Depuis des années, ce fléau est au centre des préoccupations sans qu’aucun gouvernement ne parvienne à y apporter une solution durable. Le régime actuel, porté par les promesses flamboyantes de changement, avait éveillé de grands espoirs parmi une jeunesse prête à tout sacrifier pour voir Diomaye et Sonko au pouvoir. Mais aujourd’hui, les désillusions se multiplient alors que les causes profondes, attribuées au régime précédent, ne semblent toujours pas traitées.

Les familles pleurent leurs enfants perdus en mer, tandis que les promesses de réforme s’évanouissent dans le silence assourdissant du gouvernement.

Le désespoir des jeunes sénégalais après quatre mois sans rupture

À peine quatre mois après le changement de régime, l’espoir semble déjà s’effriter pour certains jeunes Sénégalais.

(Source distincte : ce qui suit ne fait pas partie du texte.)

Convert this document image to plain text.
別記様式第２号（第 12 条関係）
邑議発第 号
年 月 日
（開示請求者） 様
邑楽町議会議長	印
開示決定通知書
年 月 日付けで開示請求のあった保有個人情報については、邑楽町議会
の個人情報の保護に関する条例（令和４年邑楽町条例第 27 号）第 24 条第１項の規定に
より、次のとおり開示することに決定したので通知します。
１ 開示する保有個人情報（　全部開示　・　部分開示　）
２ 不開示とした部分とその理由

Au garage Lat Dior de Sandaga, au marché Colobane, et dans les embouteillages de Dakar, de nombreux jeunes expriment leur désillusion.

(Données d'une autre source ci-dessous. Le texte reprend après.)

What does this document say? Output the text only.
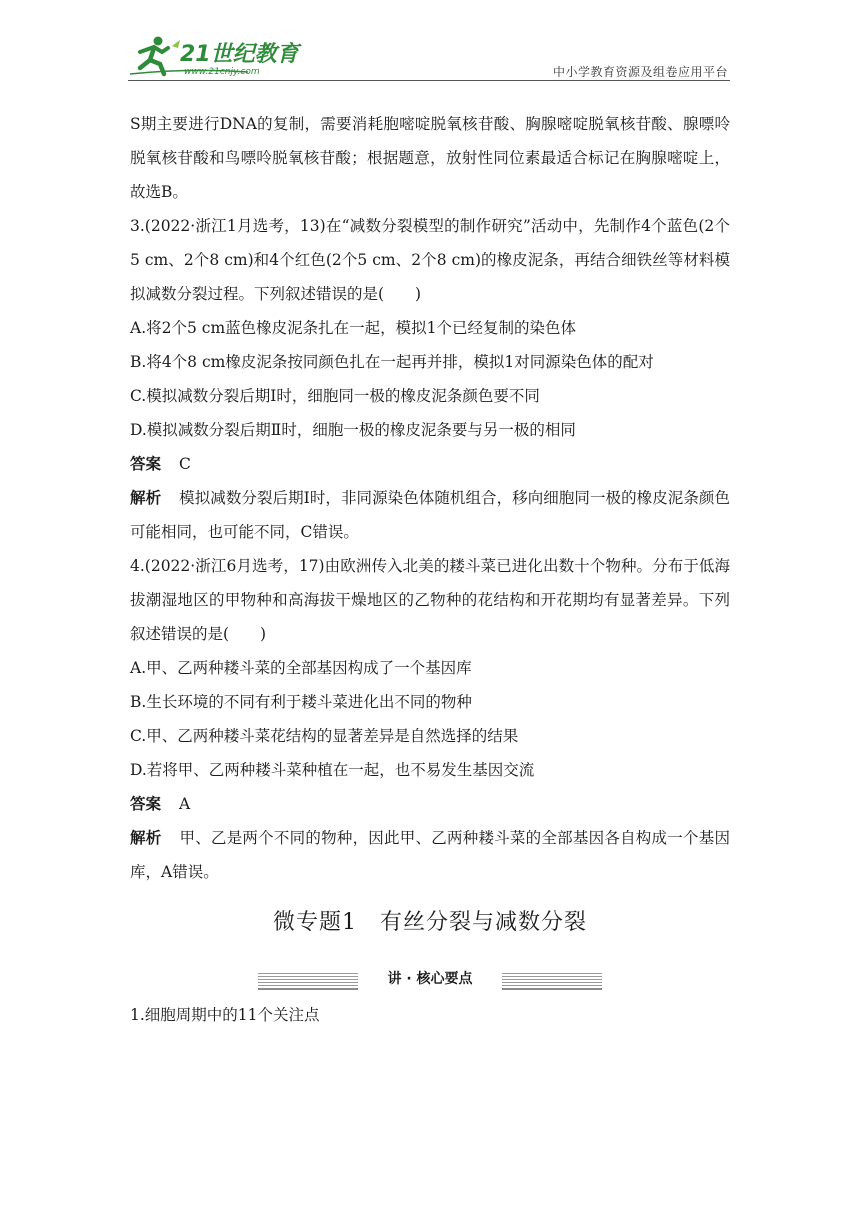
21世纪教育
www.21cnjy.com	中小学教育资源及组卷应用平台

S期主要进行DNA的复制，需要消耗胞嘧啶脱氧核苷酸、胸腺嘧啶脱氧核苷酸、腺嘌呤脱氧核苷酸和鸟嘌呤脱氧核苷酸；根据题意，放射性同位素最适合标记在胸腺嘧啶上，故选B。

3.(2022·浙江1月选考，13)在“减数分裂模型的制作研究”活动中，先制作4个蓝色(2个5 cm、2个8 cm)和4个红色(2个5 cm、2个8 cm)的橡皮泥条，再结合细铁丝等材料模拟减数分裂过程。下列叙述错误的是(　　)

A.将2个5 cm蓝色橡皮泥条扎在一起，模拟1个已经复制的染色体

B.将4个8 cm橡皮泥条按同颜色扎在一起再并排，模拟1对同源染色体的配对

C.模拟减数分裂后期Ⅰ时，细胞同一极的橡皮泥条颜色要不同

D.模拟减数分裂后期Ⅱ时，细胞一极的橡皮泥条要与另一极的相同

答案 C

解析 模拟减数分裂后期Ⅰ时，非同源染色体随机组合，移向细胞同一极的橡皮泥条颜色可能相同，也可能不同，C错误。

4.(2022·浙江6月选考，17)由欧洲传入北美的耧斗菜已进化出数十个物种。分布于低海拔潮湿地区的甲物种和高海拔干燥地区的乙物种的花结构和开花期均有显著差异。下列叙述错误的是(　　)

A.甲、乙两种耧斗菜的全部基因构成了一个基因库

B.生长环境的不同有利于耧斗菜进化出不同的物种

C.甲、乙两种耧斗菜花结构的显著差异是自然选择的结果

D.若将甲、乙两种耧斗菜种植在一起，也不易发生基因交流

答案 A

解析 甲、乙是两个不同的物种，因此甲、乙两种耧斗菜的全部基因各自构成一个基因库，A错误。

微专题1　有丝分裂与减数分裂
讲 · 核心要点
1.细胞周期中的11个关注点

Dial Yacine Ndiaye, un mécanicien d’une trentaine d’années, est assis sur un pneu à côté d’un car rapide en pièces détachées. Les mains noircies par l’huile, il discute en appel vidéo avec un ancien collègue expatrié. Il nous invite à écouter cette conversation, preuve de sa détermination à quitter le Sénégal prochainement.

« Je vais quitter le pays, » dit-il à son ami. « Oui bro, viens ici c’est dur, mais c’est mieux que rien… » La conversation se termine en larmes, les deux amis se remémorant leur lutte pour le régime actuel dans les rues de Dakar. Dial confie qu’il fabriquait des cocktails Molotov dans le garage pour soutenir les résistants contre le régime de Macky Sall, espérant retrouver leur dignité dans le pays. « Rien ne marchait, mais on survivait avec les voitures, les clients… »

En écoutant Ousmane Sonko et ses alliés de Pastef à la télévision et à la radio, ils ont cru en un changement. « C’était notre seule alternative. Ils sont jeunes, soucieux de notre avenir. Je les croyais plus que mes propres parents. »

Journaliste : Pourquoi ce désespoir soudain ? Ils n’ont fait que quatre mois, laissez-leur au moins deux ans.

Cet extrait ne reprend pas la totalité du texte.